Con
la excepción de las películas de submarinos, quizá no haya
subgénero cinematográfico más temible que el de las películas
sobre monjas. Por eso hace falta contar con el aval del Teatro Guindalera para que nos atrevamos con una obra como Fuga mundi. Y,
como era de esperar, la apuesta tiene su recompensa: pese a que Mar
Gómez Glez en ningún momento se arredra ante las implicaciones más
trascendentes, en Fuga mundi prima el humanismo más cercano, la
historia de una mujer libre que tiene que hacer frente a su peor
pesadilla, la sumisión y la pérdida de su ser. A partir de una
historia que evoca las leyendas becquerianas, la autora es capaz de
dibujar unos personajes complejos y profundos en los que el conflicto
se manifiesta de manera precisa y tan apasionada como reflexiva. De
igual manera, no es casual que la obra se sitúe en el momento de la
expulsión de los moriscos, pero aunque las relaciones con la época
actual son obvias, Gómez Glez no incide en paralelismos forzados,
sino que también en este terreno se mueve con ternura y comprensión,
como ejemplifica la cervantina cita final.
Como
es habitual en el teatro de Juan Pastor, destaca la sencillez y la
claridad de lo expuesto, sin subrayados ni melodramas, pero con una
fuerza expresiva que es mucho más poderosa precisamente por su
contención. Palabra por palabra, los mismo se podría decir de la
actuación de María Pastor, que una vez más demuestra ser una de
las mejores actrices actuales. Gómez Glez le proporciona un texto de
una calidad impecable en su solidez literaria, pero no se olvida de
que el teatro no son solo palabras y deja campo abierto a la
expresión mucho más profunda de los sentidos y los sentimientos,
que van desde la frustración al éxtasis, pasando por las más
diversas moradas del alma. María Pastor devuelve la gentileza
demostrando hasta dónde pueden llegar los límites de la
interpretación, llevándose junto a ella al espectador más
incrédulo. Su Juana es una especie de Camille Claudel del siglo
XVII, una artista incapaz de sufrir las limitaciones a las que se ve
constreñida debido a su sexo y a la moral imperante, que busca la
sublimación a través de la creación y que deberá mantener la
mente abierta para encontrar la aceptación en los lugares más
inesperados.
Si
Juana se rebela ante las imposiciones, la Prudencia de Chusa Barbero
parece haberse resignado hace tiempo.
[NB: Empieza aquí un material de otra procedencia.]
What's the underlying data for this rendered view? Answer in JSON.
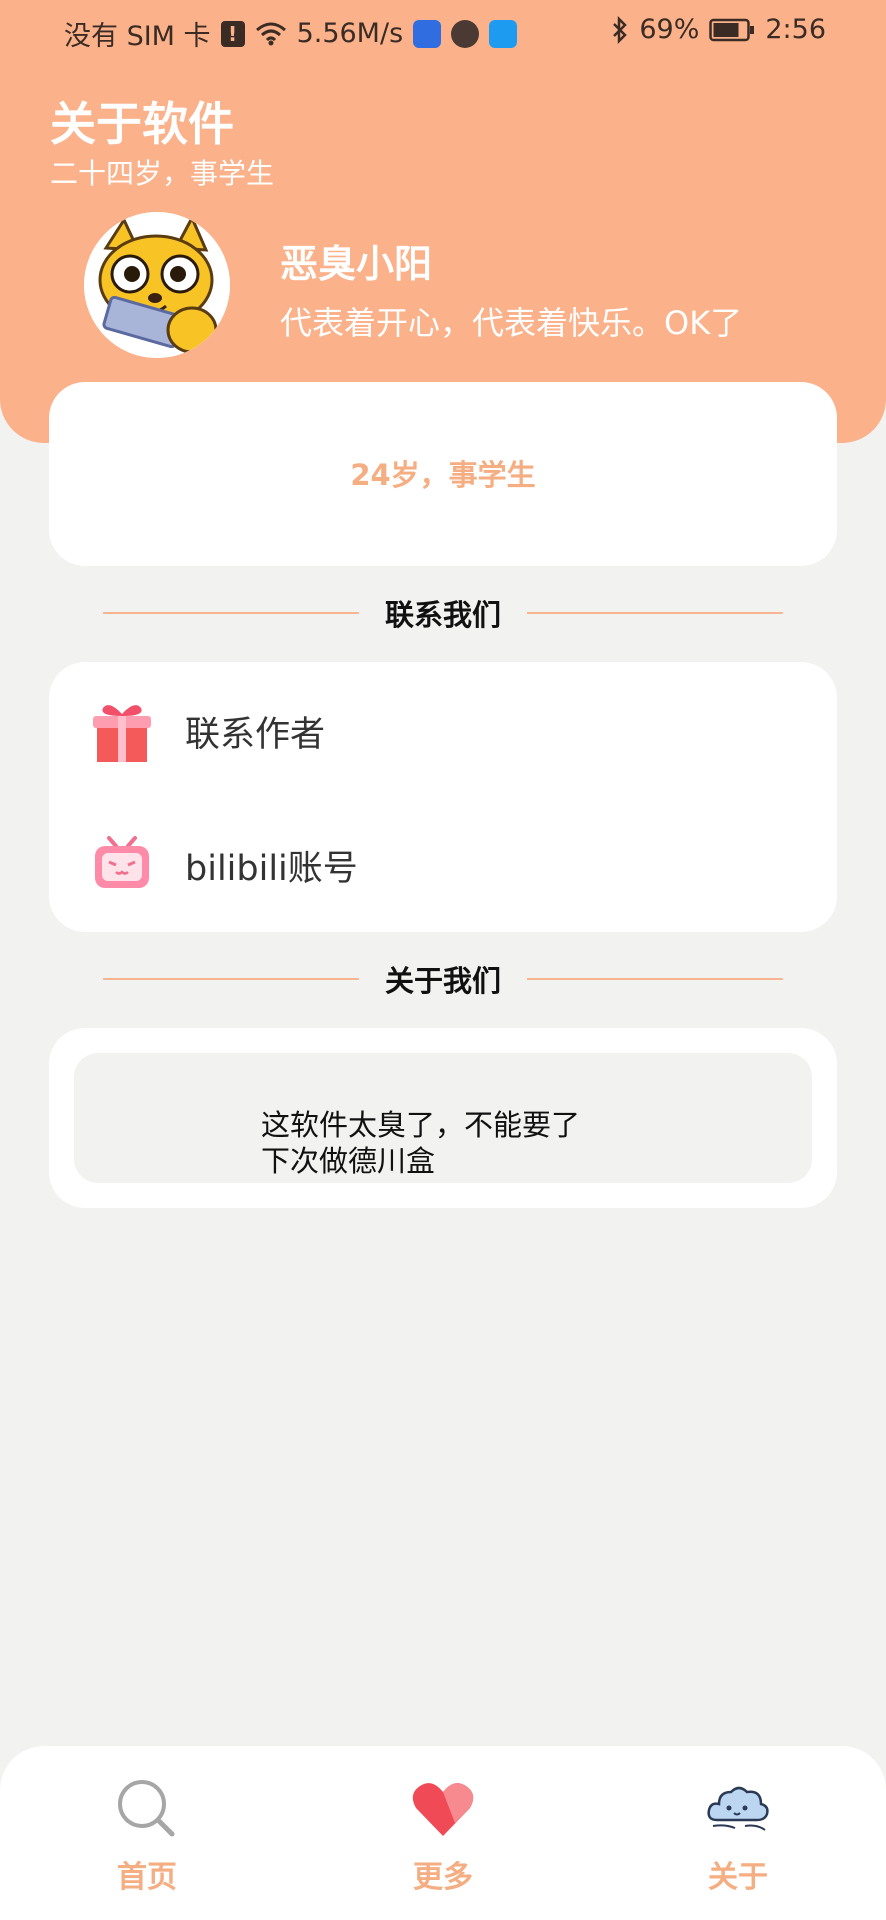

Pero Barbero consigue que su
personaje no sea percibido como una víctima. Ha sido derrotada hace
tiempo, cierto, pero no se arrepiente de nada ni se resigna, para
ella el campo de batalla está en otra parte. Es difícil transmitir
tanta vivencia y tanta viveza a través de un personaje moldeado de
una pieza, pero Barbero lo consigue con una solidez que consigue
tallar a su gusto. Todavía más escultórico es el personaje de
Anaïs Bleda, quien tiene que jugar con el complicado papel de
símbolo y que logra salir airosa gracias a su dulzura y ligereza.
Todo lo opuesto a María Álvarez, la impetuosa aristócrata que
encarna la hipocresía y la beatería, a la que muy hábilmente
Álvarez sabe dotar de humor y de un empuje irrefrenable.
Mientras
disfrutábamos de Fuga mundi era imposible no pensar en los
paralelismos entre el convento que se derrumba y el mismo teatro en
el que estamos viendo la representación, que al parecer está
abocado a su cierre cuando terminen las representaciones de esta
obra. Que cierre cualquier teatro es un drama, pero que lo haga la
Guindalera, refugio de la calidad y el buen gusto, es una tragedia.
Sabemos que la fe no es suficiente, pero no nos resignamos a la
fatalidad: tanto talento y tanto amor por el teatro no pueden
desaparecer como si nada hubiera pasado.